During his kickoff campaign rallies, he pitched the Dream Act, which would help those brought to the U.S. illegally as children achieve permanent status, but made no mention of his broader immigration proposal, which would, among other things, offer a path to citizenship for all those here illegally.
On energy, he proposes investments in renewable sources and other alternatives to oil, but not "cap and trade," the more ambitious trading system designed to reduce carbon emissions.
The approach isn't unusual for presidents campaigning for a second term after bold initiatives sought in a first term have run into stiff opposition. Both Bill Clinton in 1996 and George W. Bush in 2004 pared some of their ambitions. A Clinton proposal for a broad child-care network, for instance, morphed into a pitch for a law to let workers spend more time off with their kids.
Mr.

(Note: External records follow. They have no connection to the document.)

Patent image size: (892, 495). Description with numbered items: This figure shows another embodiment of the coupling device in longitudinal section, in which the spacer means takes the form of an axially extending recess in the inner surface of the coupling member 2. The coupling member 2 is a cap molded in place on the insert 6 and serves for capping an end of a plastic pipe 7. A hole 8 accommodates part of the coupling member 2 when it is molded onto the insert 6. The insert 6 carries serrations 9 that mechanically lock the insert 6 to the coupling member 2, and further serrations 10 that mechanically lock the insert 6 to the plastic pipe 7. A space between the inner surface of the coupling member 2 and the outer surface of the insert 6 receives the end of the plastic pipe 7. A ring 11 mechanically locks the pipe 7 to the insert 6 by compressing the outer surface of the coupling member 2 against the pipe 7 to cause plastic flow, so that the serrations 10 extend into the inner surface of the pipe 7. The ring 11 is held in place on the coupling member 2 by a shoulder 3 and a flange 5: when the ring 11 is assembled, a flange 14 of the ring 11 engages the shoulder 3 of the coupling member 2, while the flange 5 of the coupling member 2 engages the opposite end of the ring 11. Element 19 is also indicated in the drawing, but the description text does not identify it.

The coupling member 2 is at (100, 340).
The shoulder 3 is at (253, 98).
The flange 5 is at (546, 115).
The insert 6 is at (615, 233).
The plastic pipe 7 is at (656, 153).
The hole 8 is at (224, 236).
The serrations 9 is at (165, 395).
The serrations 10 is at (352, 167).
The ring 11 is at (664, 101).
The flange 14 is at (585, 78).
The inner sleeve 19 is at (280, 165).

Obama's advisers say the president will flesh out his agenda over the next six months, and that it is natural for a second-term agenda to be more targeted. The president fulfilled some of his major promises, such as ending the war in Iraq, and has moved major legislation through Congress, including on health care and financial regulation, that must now be implemented.
"When you're running for re-election, your vision doesn't change," said David Axelrod, a senior adviser to the Obama campaign. "The question is, 'What more do we have to do to achieve it?' "
Some Republicans have assailed Mr. Obama for what look like small-bore ideas. Others suspect Mr. Obama is disguising an ambition to govern from the left if he wins a second term and the re-election pressure is off.
"First terms have a way of showing you exactly what to expect in a second term," said Republican strategist Kevin Madden, who is advising Mr. Romney's campaign. "A second term would just be more of the same old big government policies we've already endured for 3½ years."
The president's rhetoric and his hoped-for legacy offer some clues. Mr. Axelrod said Mr. Obama "wants to be remembered, not just as the president who led the country back from the recession, but who helped lay the foundation for long-term growth and the resurgence of the middle class." And at the heart of Mr. Obama's pitch is a populist message that everyone should get a "fair shot," do their "fair share" and play "by the same rules."
In policy terms, that translates to higher taxes on upper-income Americans in return for spending on Obama priorities such as education.
Those markers will be important in the budget battles likely to dominate 2013, with Mr. Obama, if re-elected, laying out what would amount to an opening offer, though not the "grand bargain" he and Republicans tried to negotiate last year.
Lately, much of Mr. Obama's time has been spent on more narrow matters, often chosen in an effort to draw political contrasts with Republicans.
He made a multiday pitch for extending lower student-loan rates, something Republicans also supported, though they disagreed on how to pay for it. He spent weeks pitching the "Buffett Rule," a largely symbolic proposal that would set minimum tax rates for people earning over $1 million a year, a plan that would have little impact on the deficit.
If the president wins with his less-ambitious agenda, he may not have a strong mandate to pursue other major policy goals, said Neera Tanden, president of the Center for American Progress, a liberal think tank with ties to the White House.
"As a political matter, I can't really assail it," Ms. Tanden said. "As a governing matter, it may raise some questions."